Preventing heart disease is much harder than preventing gum disease due to the deliciousness of red meat and the comfort of your couch. Gum disease, like some cardiovascular conditions, is genetically predisposed. Some disgusting cretin who doesn’t brush, floss or even chew Trident may never fall victim to this periodontal scourge.

You probably aren’t that lucky, so it’s important to brush and floss in tandem. Floss first to loosen the food and other debris between your teeth, then brush and rinse to send those bastards straight to hell.

Dr. Bagoff says mouthwash is nice, but it’s not as important as brushing or flossing. “It would be like going through a car wash with no brushes; you’d get the mud off but the bird crap would stay on.”

That would make flossing a full detailing job, and who has the time for that? The market is currently flooded with plastic flossers with sales in the billions of trillions (estimated figure).
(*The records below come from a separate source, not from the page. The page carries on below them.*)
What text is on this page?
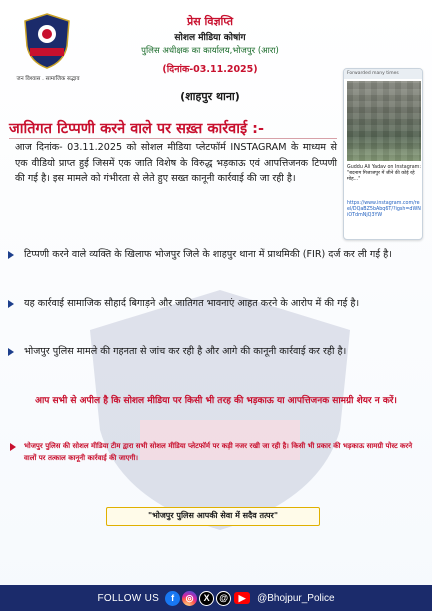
जन विश्वास . सामाजिक सद्भाव
प्रेस विज्ञप्ति
सोशल मीडिया कोषांग
पुलिस अधीक्षक का कार्यालय,भोजपुर (आरा)
(दिनांक-03.11.2025)
(शाहपुर थाना)
Forwarded many times
Guddu Ali Yadav on Instagram: "बदनाम मिजाजपुर में जीने की कोई रहे मोह..."
https://www.instagram.com/reel/DQaBZ5bAbq6T/?igsh=dWNiOTdmNjQ3YW
जातिगत टिप्पणी करने वाले पर सख़्त कार्रवाई :-
आज दिनांक- 03.11.2025 को सोशल मीडिया प्लेटफॉर्म INSTAGRAM के माध्यम से एक वीडियो प्राप्त हुई जिसमें एक जाति विशेष के विरुद्ध भड़काऊ एवं आपत्तिजनक टिप्पणी की गई है। इस मामले को गंभीरता से लेते हुए सख्त कानूनी कार्रवाई की जा रही है।
टिप्पणी करने वाले व्यक्ति के खिलाफ भोजपुर जिले के शाहपुर थाना में प्राथमिकी (FIR) दर्ज कर ली गई है।
यह कार्रवाई सामाजिक सौहार्द बिगाड़ने और जातिगत भावनाएं आहत करने के आरोप में की गई है।
भोजपुर पुलिस मामले की गहनता से जांच कर रही है और आगे की कानूनी कार्रवाई कर रही है।
आप सभी से अपील है कि सोशल मीडिया पर किसी भी तरह की भड़काऊ या आपत्तिजनक सामग्री शेयर न करें।
भोजपुर पुलिस की सोशल मीडिया टीम द्वारा सभी सोशल मीडिया प्लेटफॉर्म पर कड़ी नजर रखी जा रही है। किसी भी प्रकार की भड़काऊ सामग्री पोस्ट करने वालों पर तत्काल कानूनी कार्रवाई की जाएगी।
"भोजपुर पुलिस आपकी सेवा में सदैव तत्पर"
FOLLOW US	f	◎	X	@	▶	@Bhojpur_Police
According to Dr. Bagoff, the plastic flossers that hold a small piece of floss taut aren’t quite as good as normal floss because you end up dragging plaque and food back through the contact point of your teeth, leaving it there to potentially cause gum disease or remind you of a bad meal. Using a new flosser for each tooth isn’t economically viable, but it would be a pretty neat status symbol if you can pull it off. Breaking out a fresh flosser for each row, however, is a good way to prevent the floss in the flosser from wearing down.
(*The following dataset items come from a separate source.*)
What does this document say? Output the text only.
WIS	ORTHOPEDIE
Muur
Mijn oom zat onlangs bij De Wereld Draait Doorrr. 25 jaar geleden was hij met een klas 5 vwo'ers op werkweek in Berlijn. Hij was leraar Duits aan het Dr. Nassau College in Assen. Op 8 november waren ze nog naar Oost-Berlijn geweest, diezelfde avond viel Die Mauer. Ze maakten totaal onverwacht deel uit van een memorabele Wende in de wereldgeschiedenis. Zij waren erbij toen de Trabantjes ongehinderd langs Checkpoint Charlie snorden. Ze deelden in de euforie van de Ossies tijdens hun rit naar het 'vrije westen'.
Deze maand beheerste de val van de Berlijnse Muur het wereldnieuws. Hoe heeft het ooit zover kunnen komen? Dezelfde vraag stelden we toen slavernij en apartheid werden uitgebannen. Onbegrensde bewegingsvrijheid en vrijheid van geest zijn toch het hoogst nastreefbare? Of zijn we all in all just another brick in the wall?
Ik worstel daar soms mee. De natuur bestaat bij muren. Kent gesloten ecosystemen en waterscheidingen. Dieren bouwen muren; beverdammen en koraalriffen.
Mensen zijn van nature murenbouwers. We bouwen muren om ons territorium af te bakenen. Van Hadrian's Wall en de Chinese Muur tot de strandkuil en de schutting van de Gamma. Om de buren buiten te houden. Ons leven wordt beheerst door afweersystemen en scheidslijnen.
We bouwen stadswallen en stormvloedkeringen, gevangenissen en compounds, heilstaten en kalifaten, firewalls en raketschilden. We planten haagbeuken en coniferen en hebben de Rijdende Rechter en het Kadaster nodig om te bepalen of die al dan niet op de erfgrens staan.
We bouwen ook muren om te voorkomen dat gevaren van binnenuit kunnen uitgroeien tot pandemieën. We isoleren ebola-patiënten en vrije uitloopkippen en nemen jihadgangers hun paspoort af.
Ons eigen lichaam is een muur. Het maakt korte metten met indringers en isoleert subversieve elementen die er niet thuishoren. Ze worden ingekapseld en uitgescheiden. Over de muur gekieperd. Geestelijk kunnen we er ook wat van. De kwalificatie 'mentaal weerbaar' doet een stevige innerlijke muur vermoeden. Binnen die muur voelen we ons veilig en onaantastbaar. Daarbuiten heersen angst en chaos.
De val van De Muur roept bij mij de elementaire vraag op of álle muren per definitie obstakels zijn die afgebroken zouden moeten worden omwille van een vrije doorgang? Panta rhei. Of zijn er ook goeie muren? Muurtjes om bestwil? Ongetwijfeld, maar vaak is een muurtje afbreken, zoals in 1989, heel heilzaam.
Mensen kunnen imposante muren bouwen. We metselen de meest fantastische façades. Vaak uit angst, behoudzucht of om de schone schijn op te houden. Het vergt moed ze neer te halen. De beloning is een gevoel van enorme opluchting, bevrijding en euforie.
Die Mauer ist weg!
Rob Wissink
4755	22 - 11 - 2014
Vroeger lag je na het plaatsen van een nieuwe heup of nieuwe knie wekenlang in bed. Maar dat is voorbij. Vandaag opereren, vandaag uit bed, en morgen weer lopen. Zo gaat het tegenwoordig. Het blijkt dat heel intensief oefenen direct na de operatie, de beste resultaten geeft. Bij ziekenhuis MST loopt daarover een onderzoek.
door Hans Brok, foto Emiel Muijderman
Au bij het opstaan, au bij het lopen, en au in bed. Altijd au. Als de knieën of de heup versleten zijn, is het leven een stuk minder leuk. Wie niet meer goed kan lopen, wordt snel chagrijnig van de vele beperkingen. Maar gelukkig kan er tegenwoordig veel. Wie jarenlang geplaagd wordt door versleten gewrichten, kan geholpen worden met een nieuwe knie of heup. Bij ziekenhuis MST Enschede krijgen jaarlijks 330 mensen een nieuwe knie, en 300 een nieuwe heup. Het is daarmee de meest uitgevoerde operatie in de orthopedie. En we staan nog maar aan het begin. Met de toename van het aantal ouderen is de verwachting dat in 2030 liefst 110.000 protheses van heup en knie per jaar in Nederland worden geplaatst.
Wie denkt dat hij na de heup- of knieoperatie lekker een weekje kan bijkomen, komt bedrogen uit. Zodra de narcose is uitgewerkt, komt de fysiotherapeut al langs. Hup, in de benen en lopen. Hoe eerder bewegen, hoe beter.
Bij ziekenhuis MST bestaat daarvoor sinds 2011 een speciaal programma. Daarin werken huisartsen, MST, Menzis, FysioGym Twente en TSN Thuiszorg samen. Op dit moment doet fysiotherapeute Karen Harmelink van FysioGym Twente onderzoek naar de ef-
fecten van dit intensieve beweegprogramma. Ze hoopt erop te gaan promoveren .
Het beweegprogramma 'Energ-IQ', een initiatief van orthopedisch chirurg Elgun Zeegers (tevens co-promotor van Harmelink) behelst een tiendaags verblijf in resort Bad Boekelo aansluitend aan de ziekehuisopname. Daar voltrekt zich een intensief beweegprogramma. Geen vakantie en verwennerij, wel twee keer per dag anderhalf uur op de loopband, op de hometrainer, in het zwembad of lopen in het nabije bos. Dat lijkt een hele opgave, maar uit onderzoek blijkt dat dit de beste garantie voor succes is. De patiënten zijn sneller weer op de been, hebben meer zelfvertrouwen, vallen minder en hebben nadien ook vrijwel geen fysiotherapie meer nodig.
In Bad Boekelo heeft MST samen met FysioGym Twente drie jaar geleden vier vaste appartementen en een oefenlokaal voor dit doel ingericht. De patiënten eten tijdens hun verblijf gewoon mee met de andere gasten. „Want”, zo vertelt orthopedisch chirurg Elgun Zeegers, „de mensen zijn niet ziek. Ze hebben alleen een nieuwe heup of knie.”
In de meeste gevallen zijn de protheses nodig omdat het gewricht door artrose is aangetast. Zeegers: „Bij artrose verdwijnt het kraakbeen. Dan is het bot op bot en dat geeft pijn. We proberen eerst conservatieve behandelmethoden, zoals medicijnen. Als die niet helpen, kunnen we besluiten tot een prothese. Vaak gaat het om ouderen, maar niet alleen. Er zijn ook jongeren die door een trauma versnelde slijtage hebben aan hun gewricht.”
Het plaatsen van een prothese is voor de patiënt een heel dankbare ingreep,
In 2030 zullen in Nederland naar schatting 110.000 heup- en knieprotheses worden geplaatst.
Ideally you would use normal floss, but tiny plastic flossers are better than not flossing at all. We took it upon ourselves to test-drive a number of popular brands in order to tell you which one will help you land your future spouse. That, and to promote good gum health.

G-U-M Soft Picks:
We were told that these devices (dubbed “harpoons”) can do more harm than good. Stabbing at your gums can cause infection, thus leading to the very problem you were trying to avoid. Opt for picks with floss threaded on the end. If you have any harpoons laying around, you can always use them to hold together club sandwiches.

DenTek Comfort Clean:

We found the thread on DenTek’s Comfort Clean to be both weak and uncomfortable, like a baby wrapped in wool on an August day. (If this floss review doesn’t win a PEN/Faulkner award, that clunky simile will be to blame. If it does win a PEN/Faulkner award, then we apologize to the family of William Faulkner.)

DenTek Easy Angle:

Well DenTek, you blew it again. This device has a handle that’s anything but “Easy.” (You like that, DenTek? You keep making crappy flossers and we’re going to keep using your products’ names in lazy wordplay.) Crest Glide flossers also use this off-kilter handle and it makes the flossing process more difficult than it already is. These handles are the 3-D movies of the periodontal world: A needless fad that causes headaches and should pass soon.

G-U-M Eez-Thru:
The flosser with the dumbest name does its job the best. It is simple and the floss is sturdy enough to last for over a week of use, which is far too long to be using one flosser. (Other things to never do with floss: Use it in a public place or smell it after use.) G-U-M Eez-Thru joins the “Great Things With Stupid Names” all-star team along with Mad Men, cous cous and The Beatles. Yes, they have amassed the greatest collection of pop songs ever written and will go down as the most influential band of all time, but their name is a pun which means it is silly.

Have you ever used a bidet and thought, “I wish this was going in my mouth?” If so, then a Waterpik is the device for you. We were surprised they still made these things. If you own a Waterpik it means that you are way too into appliances. It means you are the kind of person who takes SkyMall off the plane with you. It means you own a hotdog bun steamer and three different kinds of vacuum sealers as well. Also, they just don’t work as well as plastic flossers against gum disease.